Nesta edição, fiz minha própria leitura fashionista do inferno de Dante — um tour pelos pecados capitais da indústria. E, claro, para não dizerem que só critiquei, selecionei os meus highlights das tendências das últimas fashion weeks. Afinal, entre os círculos do inferno, ainda existem momentos de redenção.
Enjoy!
Junia Lopez
Se Dante Alighieri tivesse vivido para ver uma primeira fila lotada de celebridades aleatórias e fashionistas sendo barradas na porta de um desfile por não serem relevantes o suficiente, ele teria reescrito A Divina Comédia para incluir um décimo círculo no inferno. Mas como ele não está aqui, eu assumo o papel.
Seja bem-vinda ao Inferno da Fashion Week, onde os pecadores da moda cumprem suas sentenças – alguns em assentos privilegiados, outros vagando pelos arredores da porta de um desfile tentando, em vão, convencer alguém a deixá-los entrar.
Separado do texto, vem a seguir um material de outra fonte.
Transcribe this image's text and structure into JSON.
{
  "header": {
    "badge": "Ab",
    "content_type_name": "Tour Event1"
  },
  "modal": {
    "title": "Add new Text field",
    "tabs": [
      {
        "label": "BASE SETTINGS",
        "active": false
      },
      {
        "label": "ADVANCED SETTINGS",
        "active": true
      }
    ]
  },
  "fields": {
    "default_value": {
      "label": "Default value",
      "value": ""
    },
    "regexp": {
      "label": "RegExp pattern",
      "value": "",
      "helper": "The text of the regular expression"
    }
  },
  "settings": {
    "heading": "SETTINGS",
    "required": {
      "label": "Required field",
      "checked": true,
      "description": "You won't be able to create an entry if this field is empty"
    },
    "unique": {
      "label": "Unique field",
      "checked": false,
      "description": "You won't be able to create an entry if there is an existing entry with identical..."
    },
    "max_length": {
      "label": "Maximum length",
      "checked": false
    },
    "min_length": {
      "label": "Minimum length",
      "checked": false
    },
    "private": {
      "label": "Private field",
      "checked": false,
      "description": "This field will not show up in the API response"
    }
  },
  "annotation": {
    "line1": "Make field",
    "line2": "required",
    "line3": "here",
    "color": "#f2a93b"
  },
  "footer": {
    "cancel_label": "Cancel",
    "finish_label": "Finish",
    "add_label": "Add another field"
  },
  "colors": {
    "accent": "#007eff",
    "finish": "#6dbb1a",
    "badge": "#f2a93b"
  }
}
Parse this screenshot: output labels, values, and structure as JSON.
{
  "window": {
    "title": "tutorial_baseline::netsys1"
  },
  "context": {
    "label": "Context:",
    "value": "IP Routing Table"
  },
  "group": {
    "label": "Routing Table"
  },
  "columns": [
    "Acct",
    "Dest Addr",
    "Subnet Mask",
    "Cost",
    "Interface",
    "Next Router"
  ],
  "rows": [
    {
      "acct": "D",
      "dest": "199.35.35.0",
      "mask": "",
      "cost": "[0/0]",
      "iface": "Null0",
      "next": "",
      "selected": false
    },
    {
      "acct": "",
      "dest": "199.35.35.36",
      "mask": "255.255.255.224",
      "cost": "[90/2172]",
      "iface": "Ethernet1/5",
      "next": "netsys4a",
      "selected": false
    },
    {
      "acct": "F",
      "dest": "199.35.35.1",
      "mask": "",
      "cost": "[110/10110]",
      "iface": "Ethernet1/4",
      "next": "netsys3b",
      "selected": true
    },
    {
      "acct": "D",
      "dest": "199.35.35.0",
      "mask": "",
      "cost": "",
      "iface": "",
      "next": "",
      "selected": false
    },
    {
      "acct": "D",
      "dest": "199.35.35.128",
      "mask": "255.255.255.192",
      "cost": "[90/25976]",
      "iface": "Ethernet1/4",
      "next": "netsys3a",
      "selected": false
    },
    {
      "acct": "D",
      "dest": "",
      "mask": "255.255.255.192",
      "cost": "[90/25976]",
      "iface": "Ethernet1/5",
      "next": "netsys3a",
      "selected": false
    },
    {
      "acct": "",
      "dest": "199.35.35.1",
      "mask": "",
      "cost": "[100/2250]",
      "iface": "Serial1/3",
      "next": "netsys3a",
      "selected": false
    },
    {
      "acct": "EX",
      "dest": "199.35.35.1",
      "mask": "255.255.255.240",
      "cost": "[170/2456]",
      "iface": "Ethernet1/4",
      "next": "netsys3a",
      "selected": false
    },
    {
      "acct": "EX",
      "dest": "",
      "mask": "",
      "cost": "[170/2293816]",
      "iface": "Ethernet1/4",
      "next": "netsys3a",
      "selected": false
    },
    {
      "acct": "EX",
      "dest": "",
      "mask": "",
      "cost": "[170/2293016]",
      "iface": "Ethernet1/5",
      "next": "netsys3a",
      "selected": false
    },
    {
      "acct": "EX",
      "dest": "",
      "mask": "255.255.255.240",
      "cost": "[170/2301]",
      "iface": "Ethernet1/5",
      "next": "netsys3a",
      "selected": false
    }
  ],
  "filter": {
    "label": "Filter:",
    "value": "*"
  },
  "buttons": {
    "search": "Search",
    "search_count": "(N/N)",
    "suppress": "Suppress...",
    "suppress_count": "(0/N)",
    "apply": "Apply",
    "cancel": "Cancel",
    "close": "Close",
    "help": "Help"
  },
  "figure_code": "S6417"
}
Segure minha mão (ou melhor, minha bolsa que não cabe nada) e me siga nessa descida.
"Deixai toda esperança, vós que entrais."
(Lasciate ogni speranza, voi ch’entrate.) – Inferno, Canto III
1º Círculo – O limbo dos wannabes
O primeiro círculo não tem sofrimento explícito. Mas é exatamente isso que o torna ainda mais angustiante. Aqui habitam os esquecidos: os que estão perto o suficiente para ver, mas longe demais para participar. Pessoas com acesso aos afterparties, mas que nunca entram nos desfiles, sabe?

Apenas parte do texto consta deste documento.